Abstract

The contemporary Armenian diaspora is spread throughout the world, with its core composed of descendants of the survivors of the atrocities carried out by the Turkish authorities during the decline of the Ottoman Empire (1881-1922). The majority of this established diaspora hails from what was once western Armenia and is now eastern Turkey, in contrast to the newest wave of Armenian economic migrants, who come from portions of eastern historical Armenia ruled by the czarist and then Soviet empires and who left following the fall of the Soviet Union in 1991. Unlike the new migrants, the older diasporans have to negotiate the gap between a mythical homeland and an actual “step-homeland” in the shape of the present Republic of Armenia. This background goes some way to explain why there was been very little “return” migration to Armenia by diasporans. Nonetheless, a very small number of diasporans have actually taken up the option of “return” in the sense of relocating to Armenia. I have termed this trend a particular kind of “sojourning,” located in the conceptual space in between migrant and visitor.
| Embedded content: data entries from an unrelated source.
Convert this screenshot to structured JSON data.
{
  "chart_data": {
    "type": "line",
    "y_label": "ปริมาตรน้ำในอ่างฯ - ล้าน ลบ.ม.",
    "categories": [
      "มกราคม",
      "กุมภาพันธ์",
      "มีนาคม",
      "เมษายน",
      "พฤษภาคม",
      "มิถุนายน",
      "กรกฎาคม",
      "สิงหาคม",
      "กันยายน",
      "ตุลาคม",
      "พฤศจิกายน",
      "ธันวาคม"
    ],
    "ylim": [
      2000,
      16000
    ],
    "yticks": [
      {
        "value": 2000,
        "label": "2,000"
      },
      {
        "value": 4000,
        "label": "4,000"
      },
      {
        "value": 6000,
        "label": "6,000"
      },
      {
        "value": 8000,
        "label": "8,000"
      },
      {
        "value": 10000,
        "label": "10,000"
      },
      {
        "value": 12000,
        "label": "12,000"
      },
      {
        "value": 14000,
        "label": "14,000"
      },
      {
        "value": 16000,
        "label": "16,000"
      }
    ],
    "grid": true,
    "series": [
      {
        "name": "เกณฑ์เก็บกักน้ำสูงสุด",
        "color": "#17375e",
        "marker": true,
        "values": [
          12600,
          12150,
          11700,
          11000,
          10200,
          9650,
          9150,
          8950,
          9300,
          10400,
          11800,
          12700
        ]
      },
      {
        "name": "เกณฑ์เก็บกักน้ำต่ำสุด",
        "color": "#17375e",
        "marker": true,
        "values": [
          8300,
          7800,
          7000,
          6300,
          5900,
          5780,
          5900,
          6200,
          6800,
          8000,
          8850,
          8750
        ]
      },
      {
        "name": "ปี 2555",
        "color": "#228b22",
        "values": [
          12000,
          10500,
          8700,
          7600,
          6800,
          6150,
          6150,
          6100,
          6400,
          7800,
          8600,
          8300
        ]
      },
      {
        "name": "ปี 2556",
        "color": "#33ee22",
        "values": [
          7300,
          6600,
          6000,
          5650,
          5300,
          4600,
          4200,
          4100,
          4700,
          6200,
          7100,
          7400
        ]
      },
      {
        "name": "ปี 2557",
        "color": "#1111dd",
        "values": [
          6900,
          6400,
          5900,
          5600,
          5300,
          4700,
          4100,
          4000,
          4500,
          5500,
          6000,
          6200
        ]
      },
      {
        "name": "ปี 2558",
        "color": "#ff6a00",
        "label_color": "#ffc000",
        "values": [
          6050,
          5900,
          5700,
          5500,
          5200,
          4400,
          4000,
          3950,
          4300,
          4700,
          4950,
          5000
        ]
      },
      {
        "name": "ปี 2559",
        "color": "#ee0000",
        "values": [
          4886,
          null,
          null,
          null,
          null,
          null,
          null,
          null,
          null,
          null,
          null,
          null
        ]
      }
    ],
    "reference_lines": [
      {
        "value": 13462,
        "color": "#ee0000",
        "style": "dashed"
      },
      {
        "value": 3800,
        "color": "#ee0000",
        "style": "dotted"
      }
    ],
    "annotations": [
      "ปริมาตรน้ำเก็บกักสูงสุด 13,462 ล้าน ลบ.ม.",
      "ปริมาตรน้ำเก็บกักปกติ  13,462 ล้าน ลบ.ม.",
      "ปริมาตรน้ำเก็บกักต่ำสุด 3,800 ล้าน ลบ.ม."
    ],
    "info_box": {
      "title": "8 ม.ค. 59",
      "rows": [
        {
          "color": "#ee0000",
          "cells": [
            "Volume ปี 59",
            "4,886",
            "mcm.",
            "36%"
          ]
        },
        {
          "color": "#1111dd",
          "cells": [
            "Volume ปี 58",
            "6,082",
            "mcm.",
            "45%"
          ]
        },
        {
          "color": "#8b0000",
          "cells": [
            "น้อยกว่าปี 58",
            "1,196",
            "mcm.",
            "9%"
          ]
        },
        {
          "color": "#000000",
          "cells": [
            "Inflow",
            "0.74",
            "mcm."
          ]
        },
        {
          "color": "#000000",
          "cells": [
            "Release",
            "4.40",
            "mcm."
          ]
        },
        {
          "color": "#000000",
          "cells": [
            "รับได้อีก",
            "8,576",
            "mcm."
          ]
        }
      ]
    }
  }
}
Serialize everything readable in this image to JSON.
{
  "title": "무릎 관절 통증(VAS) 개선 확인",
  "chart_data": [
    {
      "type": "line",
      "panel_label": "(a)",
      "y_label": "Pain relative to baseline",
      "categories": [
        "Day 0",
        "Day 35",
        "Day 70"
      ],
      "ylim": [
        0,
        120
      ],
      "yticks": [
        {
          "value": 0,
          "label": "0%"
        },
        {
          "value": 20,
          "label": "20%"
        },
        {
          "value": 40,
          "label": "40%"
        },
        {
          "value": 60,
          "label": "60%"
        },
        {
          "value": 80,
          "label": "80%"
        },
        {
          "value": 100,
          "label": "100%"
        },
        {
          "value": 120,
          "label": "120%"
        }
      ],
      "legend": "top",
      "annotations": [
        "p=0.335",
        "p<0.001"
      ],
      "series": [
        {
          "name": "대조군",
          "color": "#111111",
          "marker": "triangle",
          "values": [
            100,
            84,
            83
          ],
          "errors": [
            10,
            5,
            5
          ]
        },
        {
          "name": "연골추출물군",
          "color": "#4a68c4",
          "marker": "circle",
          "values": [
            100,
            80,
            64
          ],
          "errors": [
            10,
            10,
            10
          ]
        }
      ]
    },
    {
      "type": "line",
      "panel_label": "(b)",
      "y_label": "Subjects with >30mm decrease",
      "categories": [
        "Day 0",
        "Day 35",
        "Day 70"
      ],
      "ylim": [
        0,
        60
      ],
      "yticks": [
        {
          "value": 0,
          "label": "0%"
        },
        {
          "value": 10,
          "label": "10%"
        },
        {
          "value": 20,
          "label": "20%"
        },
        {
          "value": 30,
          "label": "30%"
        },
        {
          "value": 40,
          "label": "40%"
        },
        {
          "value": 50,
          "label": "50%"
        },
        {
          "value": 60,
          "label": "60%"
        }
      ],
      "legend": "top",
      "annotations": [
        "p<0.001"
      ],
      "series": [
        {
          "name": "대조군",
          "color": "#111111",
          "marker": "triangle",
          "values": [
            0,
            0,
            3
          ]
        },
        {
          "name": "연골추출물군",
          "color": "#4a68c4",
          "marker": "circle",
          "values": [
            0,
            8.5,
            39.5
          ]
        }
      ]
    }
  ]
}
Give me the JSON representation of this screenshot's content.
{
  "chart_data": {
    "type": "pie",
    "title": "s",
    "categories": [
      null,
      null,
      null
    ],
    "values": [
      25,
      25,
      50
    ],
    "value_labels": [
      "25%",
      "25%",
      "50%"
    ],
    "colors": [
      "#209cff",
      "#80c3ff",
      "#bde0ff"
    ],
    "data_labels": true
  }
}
The concept of sojourn reflects the increased mobility and flexibility of both the theory and practice of diaspora, challenging the traditional triadic framework of homeland diaspora-host state through which diasporas have been approached. This article plots the evolving and complex relationship of diaspora and “homeland” on the ground, specifically through the experiences of diasporans who have made the move to live in Armenia for varying periods of time. It analyzes and articulates the experiences of these individuals and views them as a counter-community that re-imagines and expands the “homeland” while embodying the transnational. This movement represents identity shaping from below, which does not subvert state categories of belonging (and in fact can reinforce them) but transgresses and expands the boundaries of these categories in practice and in the imagining of the “transnation.”